Background: Cochrane-style systematic reviews increasingly require the participation of librarians. Guidelines on the appropriate search strategy to use for systematic reviews have been proposed. However, research evidence supporting these recommendations is limited.
Objective: This study investigates the effectiveness of various systematic search methods used to uncover randomized controlled trials (RCTs) for systematic reviews. Effectiveness is defined as the proportion of relevant material uncovered for the systematic review using extended systematic review search methods. The following extended systematic search methods are evaluated: searching subject-specific or specialized databases (including trial registries), hand searching, scanning reference lists, and communicating personally.

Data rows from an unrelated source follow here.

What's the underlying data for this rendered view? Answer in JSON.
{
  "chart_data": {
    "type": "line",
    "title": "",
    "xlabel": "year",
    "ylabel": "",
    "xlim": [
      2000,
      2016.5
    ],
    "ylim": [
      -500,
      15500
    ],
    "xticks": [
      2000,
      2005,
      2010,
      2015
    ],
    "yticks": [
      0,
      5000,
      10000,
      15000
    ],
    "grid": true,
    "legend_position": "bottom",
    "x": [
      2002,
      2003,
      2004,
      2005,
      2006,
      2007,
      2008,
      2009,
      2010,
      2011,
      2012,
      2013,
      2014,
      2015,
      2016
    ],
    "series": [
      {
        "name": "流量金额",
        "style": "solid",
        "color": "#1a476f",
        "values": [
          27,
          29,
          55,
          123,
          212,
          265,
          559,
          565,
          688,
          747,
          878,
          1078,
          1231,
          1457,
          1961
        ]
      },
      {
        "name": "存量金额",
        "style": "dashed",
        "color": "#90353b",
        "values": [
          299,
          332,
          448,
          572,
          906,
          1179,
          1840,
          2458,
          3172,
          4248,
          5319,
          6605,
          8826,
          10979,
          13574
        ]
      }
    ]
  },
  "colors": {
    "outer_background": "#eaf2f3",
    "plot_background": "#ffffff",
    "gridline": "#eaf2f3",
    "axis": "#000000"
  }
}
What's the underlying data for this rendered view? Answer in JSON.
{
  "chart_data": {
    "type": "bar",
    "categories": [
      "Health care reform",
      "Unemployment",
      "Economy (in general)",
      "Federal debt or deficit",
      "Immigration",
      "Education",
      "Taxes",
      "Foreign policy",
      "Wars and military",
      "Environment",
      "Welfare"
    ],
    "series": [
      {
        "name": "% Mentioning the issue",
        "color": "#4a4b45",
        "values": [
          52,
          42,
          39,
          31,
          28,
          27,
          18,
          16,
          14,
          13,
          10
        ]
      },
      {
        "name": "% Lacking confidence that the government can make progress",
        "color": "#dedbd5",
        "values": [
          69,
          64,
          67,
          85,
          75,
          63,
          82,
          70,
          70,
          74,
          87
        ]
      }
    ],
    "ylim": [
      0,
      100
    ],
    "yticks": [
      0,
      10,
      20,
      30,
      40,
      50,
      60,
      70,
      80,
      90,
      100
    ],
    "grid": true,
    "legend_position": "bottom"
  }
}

Methods: Two systematic review projects were prospectively monitored regarding the method used to identify items as well as the type of items retrieved. The proportion of RCTs identified by each systematic search method was calculated.
Results: The extended systematic search methods uncovered 29.2% of all items retrieved for the systematic reviews. The search of specialized databases was the most effective method, followed by scanning of reference lists, communicating personally, and hand searching. Although the number of items identified through hand searching was small, these unique items would otherwise have been missed.
Conclusions: Extended systematic search methods are effective tools for uncovering material for the systematic review. The quality of the items uncovered has yet to be assessed and will be key in evaluating the value of the systematic search methods.